/////UAMS Professor Says Future Flu Pandemic Could Be Developing in Asia
UAMS Professor Says Future Flu Pandemic Could Be Developing in Asia 2018-01-05T09:12:46+00:00

AUG. 16, 2005 | Avian flu in Asia may seem a world away, but if history repeats itself, one University of Arkansas for Medical Sciences (UAMS) professor says the emerging disease could lead to the next influenza pandemic.

Aubrey J. Hough, M.D., distinguished professor in the Department of Pathology and associate dean for translational research and special projects in the UAMS College of Medicine, recently shared his concerns about Influenza A (H5N1) with the 27th Annual Family Practice Intensive Review held in June.

“We’re in for a potentially serious problem,” Hough told the doctors as he reviewed what is known about the virus strain. While just more than 100 people have contracted the disease, mostly from direct contact with poultry, it has about a 75 percent mortality rate. Hough said that would make the strain about 30 times more virulent than the flu strain of 1918, when about 675,000 Americans died.

How Influenza Mutates

While H5N1 is referred to in the media as avian flu, Hough said that all influenza A viruses originally come from wild birds. When domestic poultry is housed in close quarters with other livestock, which happens in many Asian markets, viruses can quickly spread from wild birds to poultry and then to pigs. The adaptations of the virus during that progression make it even easier for it to be transmitted to humans, and more importantly, from human to human

The fact that the H5N1 virus now is transmitting directly to humans from poultry is creating concern because influenza viruses typically “drift”, or go through slow, steady mutations and move from birds to pigs to humans. In order to jump directly to humans, the virus may have gone through a “shift” – a sudden change that could indicate that it is extremely adaptable and unpredictable.


Influenza was first described in eastern Asia in the 4th century B.C., about 150 years before the beginning of the construction of the Great Wall of China. It arrived in Europe around 1400, where it gained the name influenza from the Italians, who believed it to be due to an ‘influence” from astrological conditions.

Soon after coming to Europe, influenza developed to epidemic proportions and every few decades mutated into a particularly deadly virus, creating pandemics, meaning it is spread over whole countries or even worldwide. In 1889-92, the first worldwide or pandemic spread of a particular (H1N1) strain occurred, foretelling the role the virus would play in global travel.

The 1918 Spanish Flu

“October 1918 was the deadliest month in American history,” Hough said, laying out the scenario for the pandemic which killed more people in less time than all the plagues in history. The worldwide pandemic killed as many as 40 million people, including 600,000 in the United States. In Alaska, 60 percent of the Native – American population was wiped out by the virus.

While most influenza viruses create typical head and chest congestion, which can last for a week or more, the 1918 virus killed people within hours  and included hemorrhagic symptoms. Typical influenza viruses are usually the most deadly to children and the elderly, but the 1918 virus killed mostly healthy people between ages 20 and 40.  Older individuals may have had partial immunity from earlier epidemics.

The Significance of the 1918 Influenza Virus Today

Hough said pathologists who have studied the 1918 virus (H2N2) believe it went through an antigenic shift, changing from a typical flu virus that infected mostly children and the elderly earlier that year. The earlier version of the disease may have given those populations antibodies to protect them.

The H5N1 virus also may go through such a shift either in swine or during human passage, and with the global marketplace, once it changes to easily spread from person to person, it could be spread around the world within a few days.

“The conditions for a disaster will then have been created,” Hough said.

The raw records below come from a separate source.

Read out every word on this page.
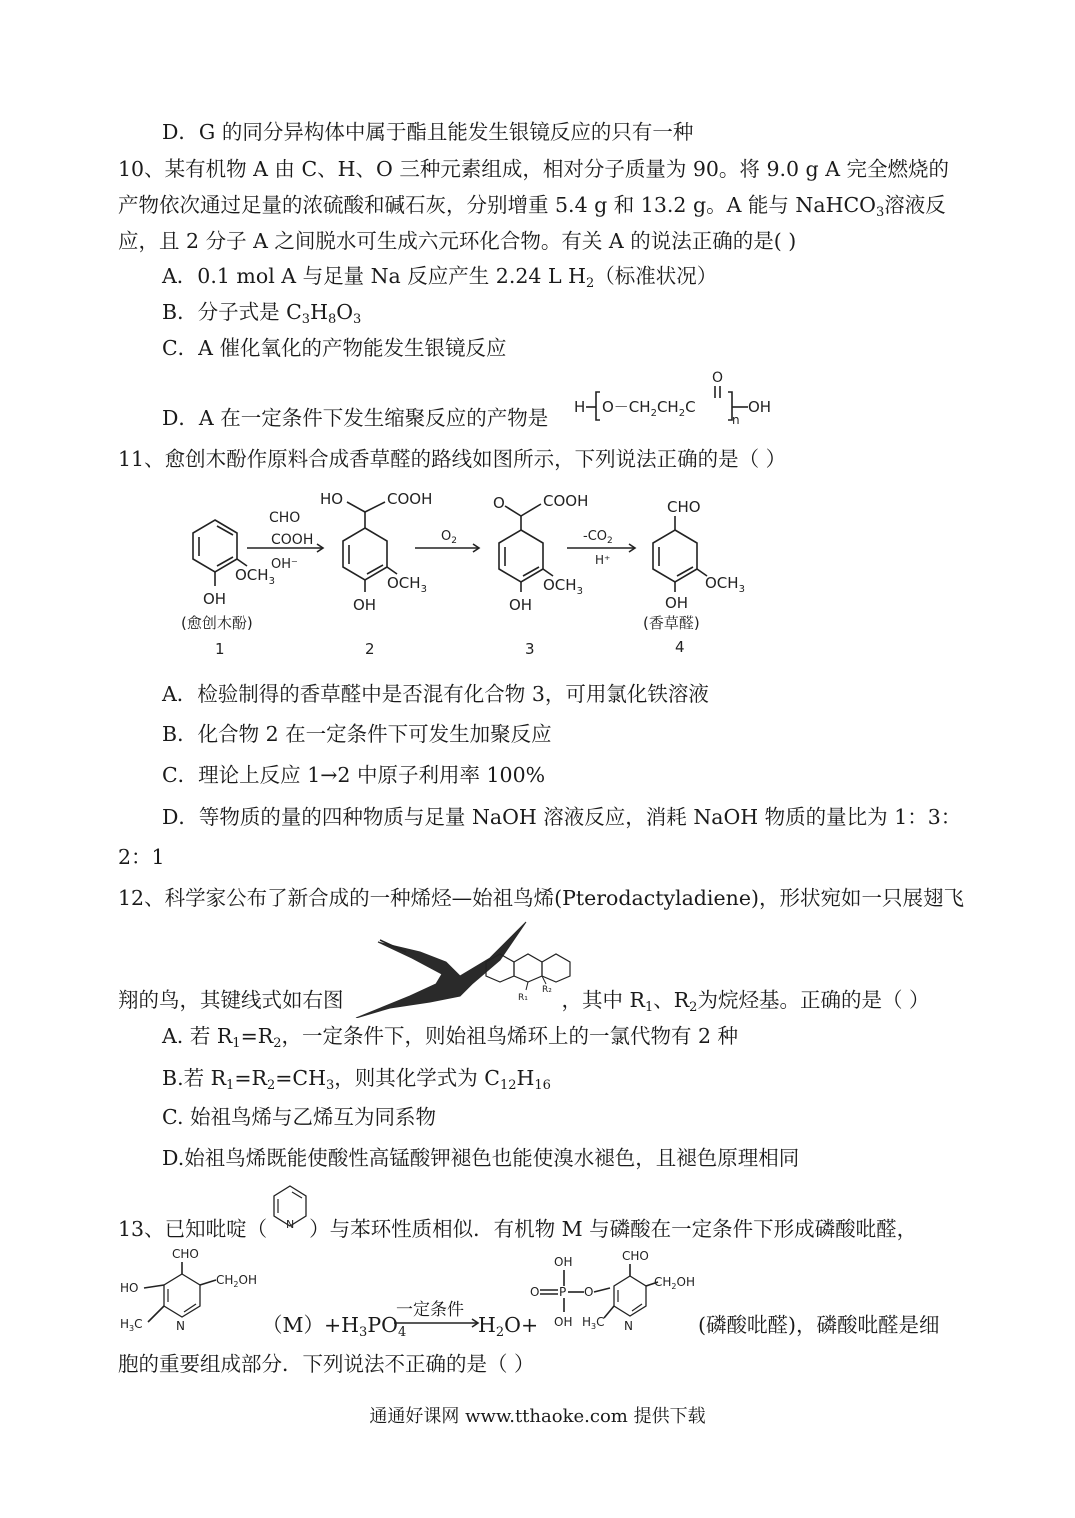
D．G 的同分异构体中属于酯且能发生银镜反应的只有一种
10、某有机物 A 由 C、H、O 三种元素组成，相对分子质量为 90。将 9.0 g A 完全燃烧的
产物依次通过足量的浓硫酸和碱石灰，分别增重 5.4 g 和 13.2 g。A 能与 NaHCO$_3$溶液反
应，且 2 分子 A 之间脱水可生成六元环化合物。有关 A 的说法正确的是( )
A．0.1 mol A 与足量 Na 反应产生 2.24 L $H_2$（标准状况）
B．分子式是 $C_3H_8O_3$
C．A 催化氧化的产物能发生银镜反应
D．A 在一定条件下发生缩聚反应的产物是 H $O-CH_2CH_2C$
O
n
OH
11、愈创木酚作原料合成香草醛的路线如图所示，下列说法正确的是（ ）
$OCH_3$
OH
(愈创木酚)
1
CHO
COOH
OH⁻
HO	COOH
$OCH_3$
OH
2
$O_2$
O	COOH
$OCH_3$
OH
3
$-CO_2$
H⁺
CHO
$OCH_3$
OH
(香草醛)
4
A．检验制得的香草醛中是否混有化合物 3，可用氯化铁溶液
B．化合物 2 在一定条件下可发生加聚反应
C．理论上反应 1→2 中原子利用率 100%
D．等物质的量的四种物质与足量 NaOH 溶液反应，消耗 NaOH 物质的量比为 1：3：
2：1
12、科学家公布了新合成的一种烯烃—始祖鸟烯(Pterodactyladiene)，形状宛如一只展翅飞
R₁
R₂
翔的鸟，其键线式如右图	，其中 $R_1$、$R_2$为烷烃基。正确的是（ ）
A. 若 $R_1=R_2$，一定条件下，则始祖鸟烯环上的一氯代物有 2 种
B.若 $R_1=R_2=CH_3$，则其化学式为 $C_{12}H_{16}$
C. 始祖鸟烯与乙烯互为同系物
D.始祖鸟烯既能使酸性高锰酸钾褪色也能使溴水褪色，且褪色原理相同
13、已知吡啶（ ）与苯环性质相似．有机物 M 与磷酸在一定条件下形成磷酸吡醛，
N
CHO
HO
$CH_2OH$
$H_3C$	N	$(M)+H_3PO_4$
一定条件
$H_2O+$
OH
O P O
OH
CHO
$CH_2OH$
$H_3C$ N	(磷酸吡醛)，磷酸吡醛是细
胞的重要组成部分．下列说法不正确的是（ ）
通通好课网 www.tthaoke.com 提供下载
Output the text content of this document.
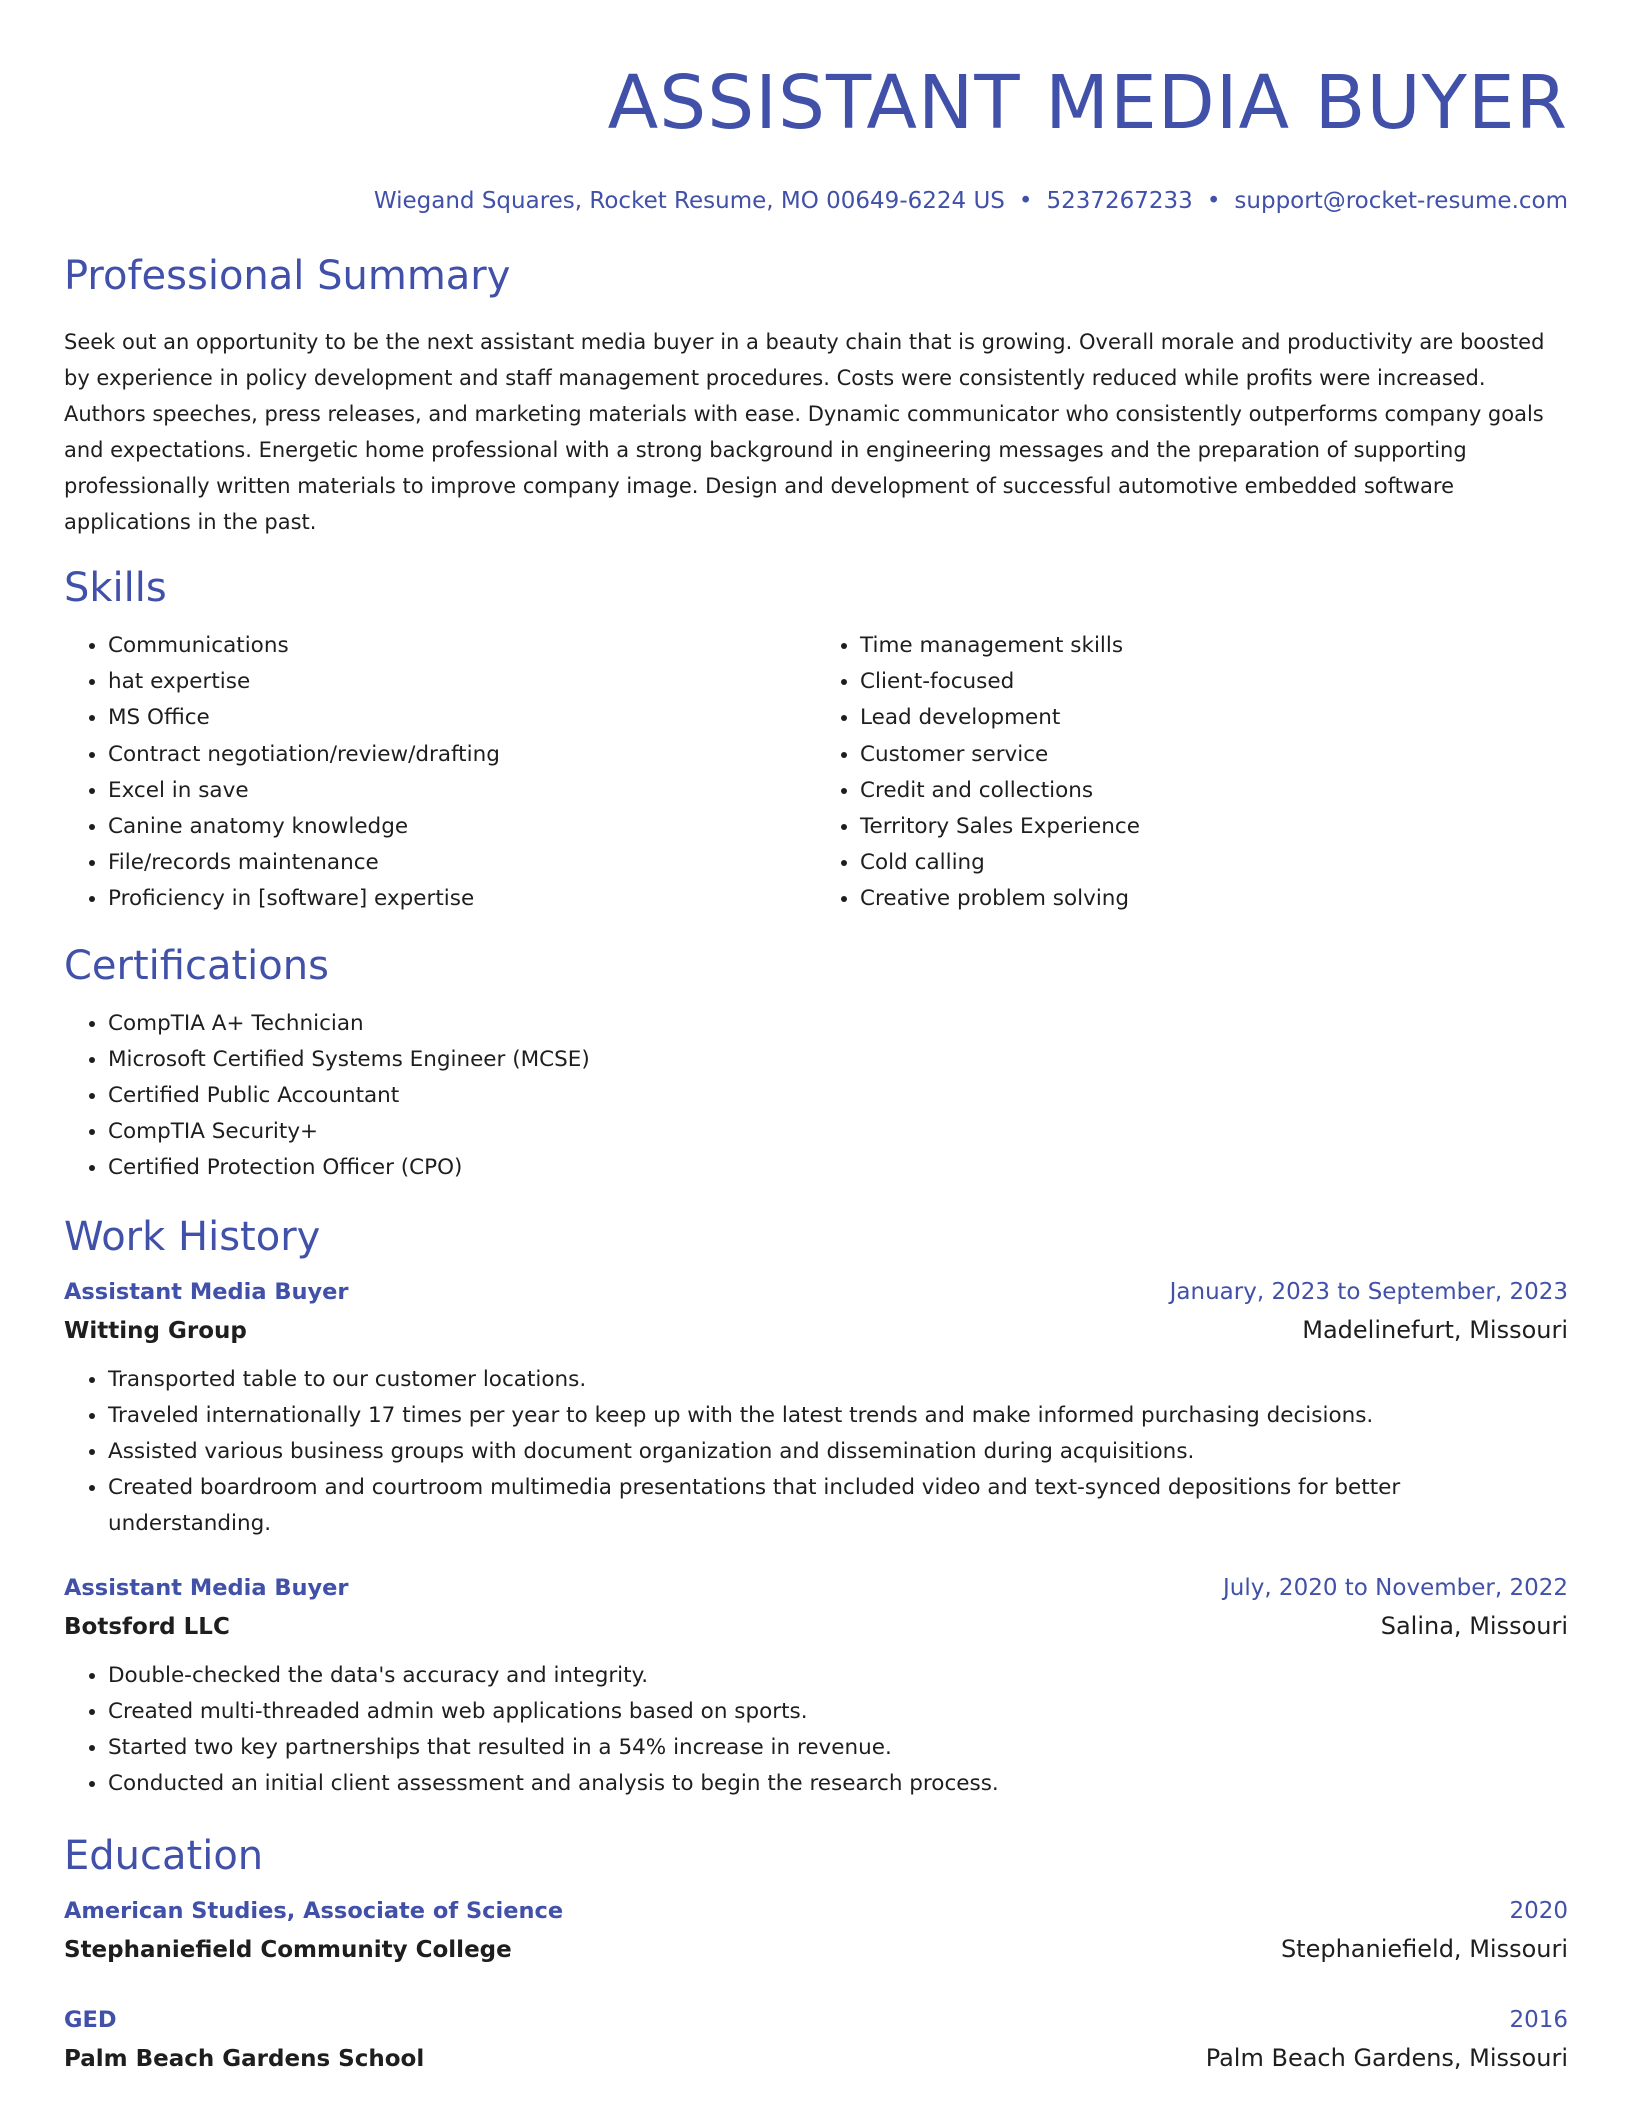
ASSISTANT MEDIA BUYER
Wiegand Squares, Rocket Resume, MO 00649-6224 US • 5237267233 • support@rocket-resume.com
Professional Summary

Seek out an opportunity to be the next assistant media buyer in a beauty chain that is growing. Overall morale and productivity are boosted by experience in policy development and staff management procedures. Costs were consistently reduced while profits were increased. Authors speeches, press releases, and marketing materials with ease. Dynamic communicator who consistently outperforms company goals and expectations. Energetic home professional with a strong background in engineering messages and the preparation of supporting professionally written materials to improve company image. Design and development of successful automotive embedded software applications in the past.

Skills
• Communications
• hat expertise
• MS Office
• Contract negotiation/review/drafting
• Excel in save
• Canine anatomy knowledge
• File/records maintenance
• Proficiency in [software] expertise
• Time management skills
• Client-focused
• Lead development
• Customer service
• Credit and collections
• Territory Sales Experience
• Cold calling
• Creative problem solving
Certifications
• CompTIA A+ Technician
• Microsoft Certified Systems Engineer (MCSE)
• Certified Public Accountant
• CompTIA Security+
• Certified Protection Officer (CPO)
Work History
Assistant Media Buyer	January, 2023 to September, 2023
Witting Group	Madelinefurt, Missouri
• Transported table to our customer locations.
• Traveled internationally 17 times per year to keep up with the latest trends and make informed purchasing decisions.
• Assisted various business groups with document organization and dissemination during acquisitions.
• Created boardroom and courtroom multimedia presentations that included video and text-synced depositions for better understanding.
Assistant Media Buyer	July, 2020 to November, 2022
Botsford LLC	Salina, Missouri
• Double-checked the data's accuracy and integrity.
• Created multi-threaded admin web applications based on sports.
• Started two key partnerships that resulted in a 54% increase in revenue.
• Conducted an initial client assessment and analysis to begin the research process.
Education
American Studies, Associate of Science	2020
Stephaniefield Community College	Stephaniefield, Missouri
GED	2016
Palm Beach Gardens School	Palm Beach Gardens, Missouri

Currently there is no vaccine for the H5N1 virus, and Hough said one cannot be sure which viral form to use in vaccine development until that virus actually begins spreading through person to person contact. However, several pharmaceutical companies are already working to develop vaccines based on a form that did transmit from person to person in Vietnam. Even so, he said, there is no way to create enough vaccine in time.

Hough chaired the Pathology Department in the UAMS College of Medicine for more than 21 years and served two terms as UAMS Medical Center chief of staff. A Little Rock native, Hough has been the College of Medicine Distinguished Faculty Scholar – the highest honor a faculty member at the UAMS College of Medicine can receive. He is also chair of the UAMS Bioterrorism Steering Committee and has been instrumental in obtaining federal funding for bioterrorism education programs.